Implementation:MarketSquare Robotframework browser Crawling Keywords
| Knowledge Sources | |
|---|---|
| Domains | Crawling, WebAutomation |
| Last Updated | 2026-02-12 05:40 GMT |
Overview
Provides the Crawl Site keyword that automatically discovers and visits all pages within a domain, executing a configurable keyword on each page.
Description
The Crawling class extends LibraryComponent and provides a single Robot Framework keyword Crawl Site for automated web crawling. The keyword accepts an optional starting url (if not provided, uses the current page URL), a page_crawl_keyword that is executed on every discovered page (defaults to take_screenshot), a max_number_of_page_to_crawl limit (default 1000), and a max_depth_to_crawl limit for consecutive link depth (default 50). The crawler uses a breadth-first-like approach: it maintains a list of URL/depth tuples to visit, restricts crawling to the same base URL domain, and tracks already-visited URLs to avoid duplicates. The internal _gather_links method extracts all anchor href values from the current page using XPath, filtering out download links via JavaScript evaluation. The _build_urls_to_crawl method filters new URLs against the base domain, maximum depth, and already-crawled or queued URLs. Each page visit invokes the configured keyword via Robot Framework's BuiltIn().run_keyword mechanism.
Usage
Use this keyword when you need to perform automated site-wide testing such as taking screenshots of every page, checking for broken pages, or performing accessibility audits across an entire web application domain.
Code Reference
Source Location
- Repository: MarketSquare_Robotframework_browser
- File: Browser/keywords/crawling.py
- Lines: 1-111
Signature
class Crawling(LibraryComponent):
def crawl_site(
self,
url: str | None = None,
page_crawl_keyword="take_screenshot",
max_number_of_page_to_crawl: int = 1000,
max_depth_to_crawl: int = 50,
):
Import
from Browser.keywords.crawling import Crawling
I/O Contract
Inputs
| Name | Type | Required | Description |
|---|---|---|---|
| url | str or None | No | The starting URL to begin crawling from.
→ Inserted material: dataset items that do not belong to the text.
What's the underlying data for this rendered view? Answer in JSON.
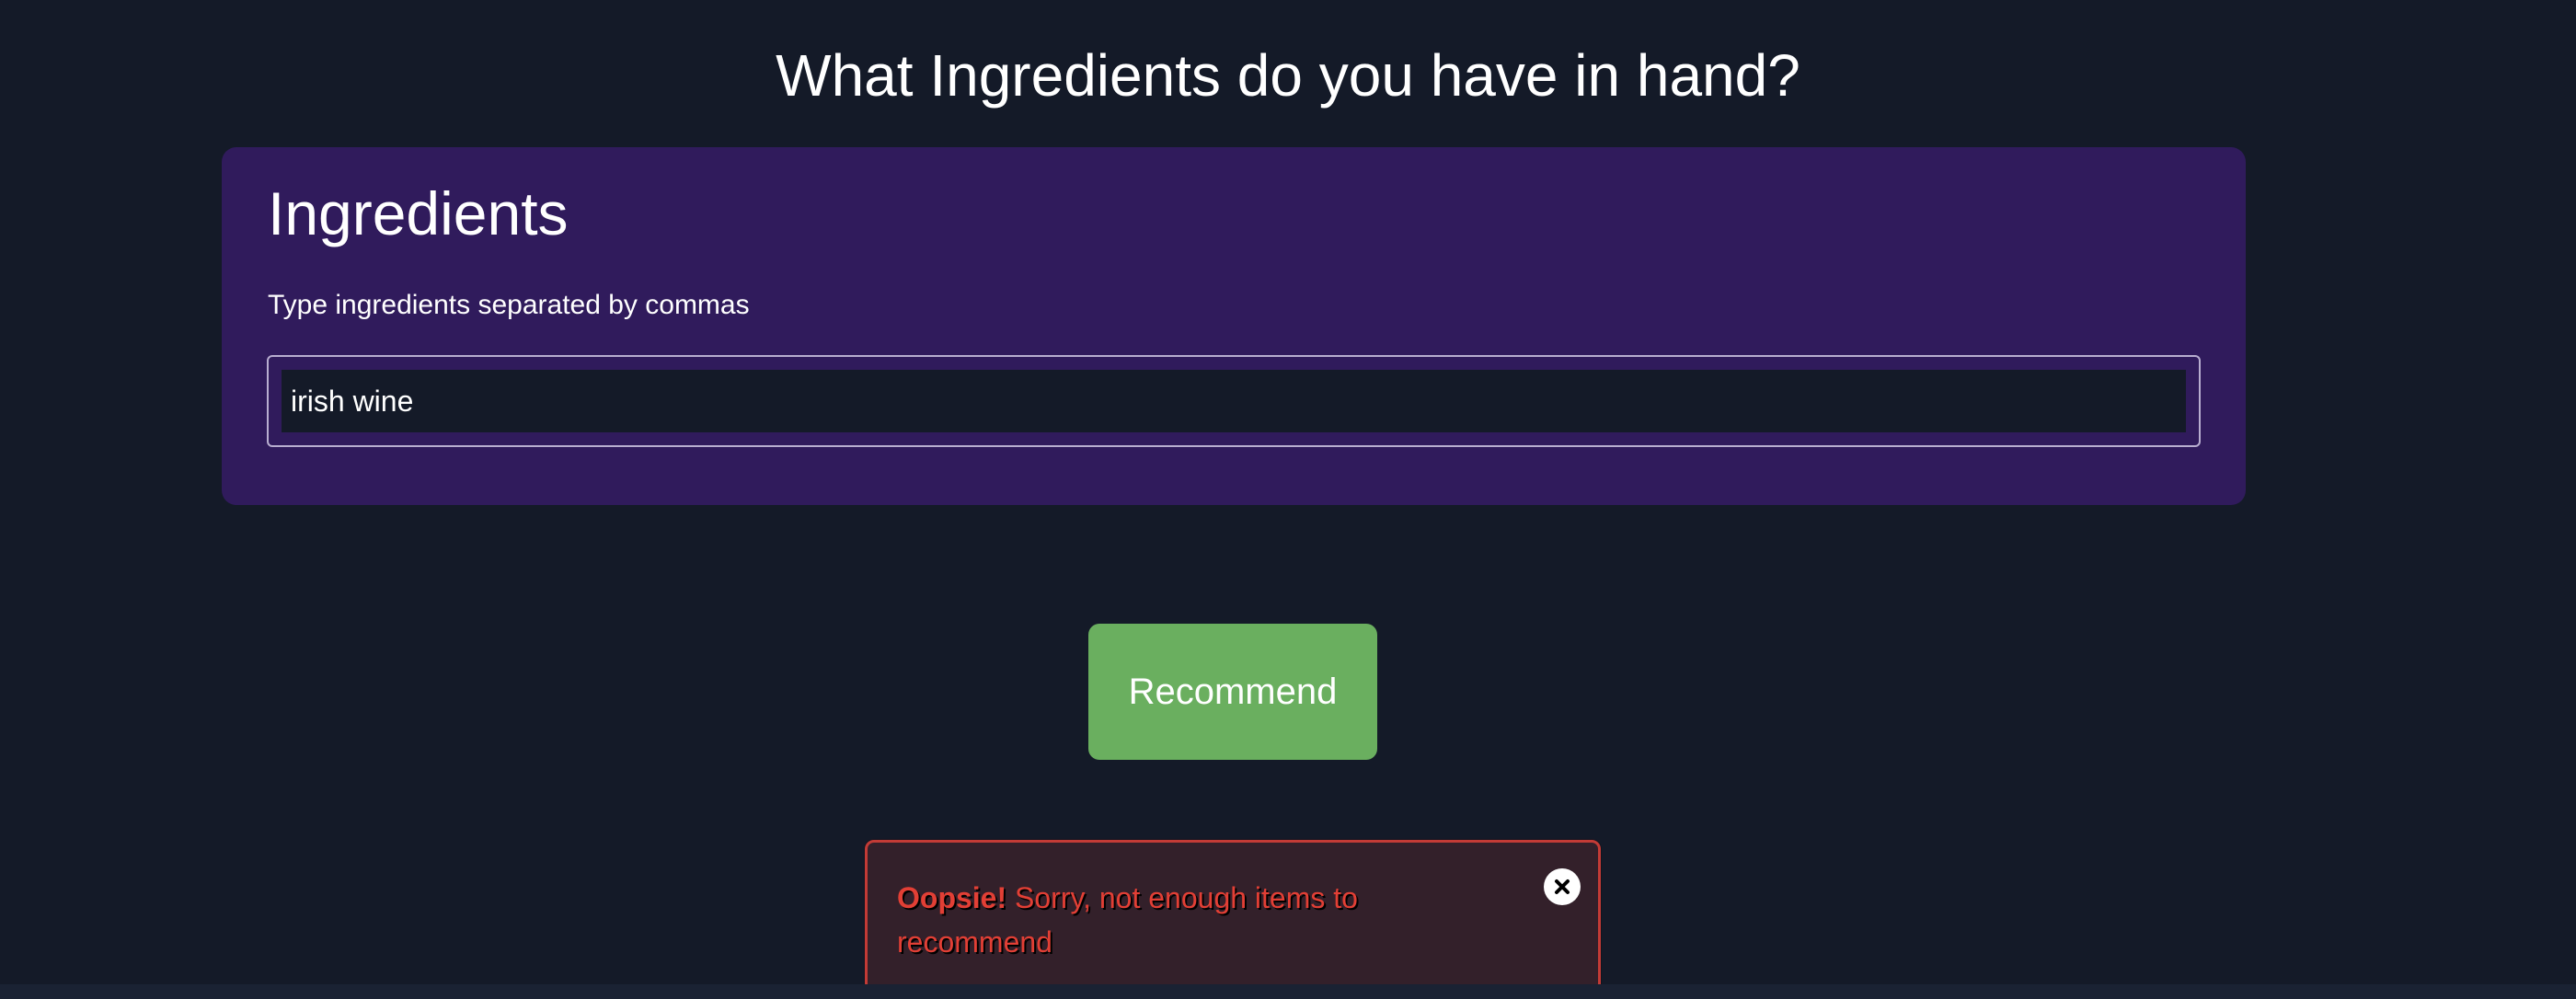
{
  "page": {
    "title": "What Ingredients do you have in hand?"
  },
  "ingredients_card": {
    "title": "Ingredients",
    "hint": "Type ingredients separated by commas",
    "input_value": "irish wine"
  },
  "recommend_button": {
    "label": "Recommend"
  },
  "alert": {
    "strong": "Oopsie!",
    "message": "Sorry, not enough items to recommend",
    "close_icon": "close-icon"
  },
  "colors": {
    "background": "#141a28",
    "card": "#301b5c",
    "button": "#6aaf5f",
    "alert_border": "#c33b36",
    "alert_text": "#e23f35"
  }
}
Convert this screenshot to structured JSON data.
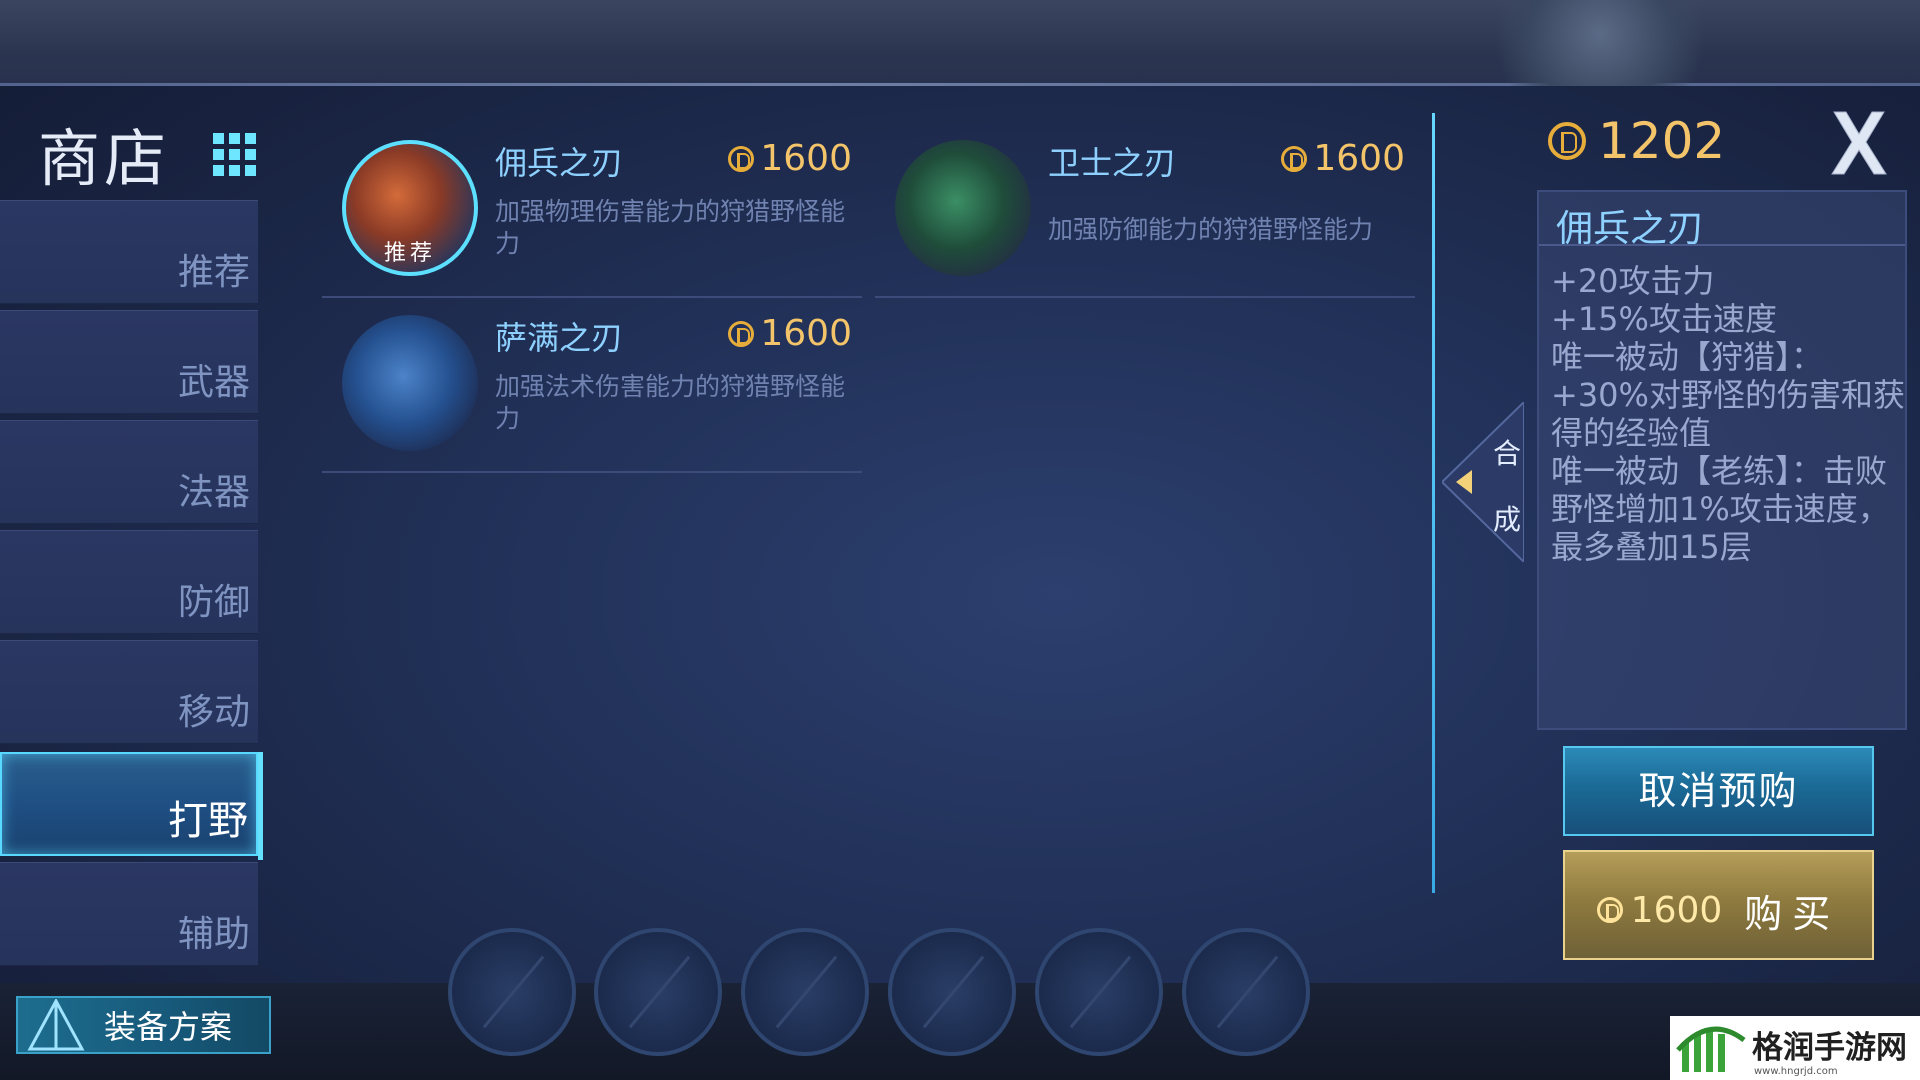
{
  "shop": {
    "title": "商店",
    "categories": [
      {
        "label": "推荐",
        "active": false
      },
      {
        "label": "武器",
        "active": false
      },
      {
        "label": "法器",
        "active": false
      },
      {
        "label": "防御",
        "active": false
      },
      {
        "label": "移动",
        "active": false
      },
      {
        "label": "打野",
        "active": true
      },
      {
        "label": "辅助",
        "active": false
      }
    ],
    "equip_plan_label": "装备方案"
  },
  "items": [
    {
      "name": "佣兵之刃",
      "price": "1600",
      "desc": "加强物理伤害能力的狩猎野怪能力",
      "badge": "推荐",
      "color": "#b34a2a"
    },
    {
      "name": "卫士之刃",
      "price": "1600",
      "desc": "加强防御能力的狩猎野怪能力",
      "color": "#2c6b4a"
    },
    {
      "name": "萨满之刃",
      "price": "1600",
      "desc": "加强法术伤害能力的狩猎野怪能力",
      "color": "#2b5a9e"
    }
  ],
  "combine": {
    "line1": "合",
    "line2": "成"
  },
  "detail_panel": {
    "gold": "1202",
    "title": "佣兵之刃",
    "lines": [
      "+20攻击力",
      "+15%攻击速度",
      "唯一被动【狩猎】：+30%对野怪的伤害和获得的经验值",
      "唯一被动【老练】：击败野怪增加1%攻击速度，最多叠加15层"
    ],
    "cancel_label": "取消预购",
    "buy_price": "1600",
    "buy_label": "购买"
  },
  "watermark": {
    "text": "格润手游网",
    "url": "www.hngrjd.com"
  },
  "colors": {
    "accent": "#59d9ff",
    "gold": "#f3c46a",
    "item_name": "#8ed1ff"
  }
}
If not provided, the current page URL is used. |
| page_crawl_keyword | str | No | Robot Framework keyword name to execute on every crawled page. Default is take_screenshot. |
| max_number_of_page_to_crawl | int | No | Upper limit on the number of pages to crawl. Crawling stops when this limit is reached. Default is 1000. |
| max_depth_to_crawl | int | No | Upper limit on consecutive link depth from the start page. Crawling stops when no links remain under this depth. Default is 50. |
Outputs
| Name | Type | Description |
|---|---|---|
| crawled_urls | list[str] | List of all URLs that were successfully crawled during the site crawl. |
Usage Examples
Robot Framework
*** Test Cases ***
Crawl Entire Site With Screenshots
New Browser chromium headless=true
New Page https://example.com
${crawled}= Crawl Site
Log Crawled ${crawled.__len__()} pages
Crawl With Custom Keyword And Limits
New Browser chromium headless=true
${crawled}= Crawl Site
... url=https://example.com
... page_crawl_keyword=My Custom Check
... max_number_of_page_to_crawl=100
... max_depth_to_crawl=5
Log List ${crawled}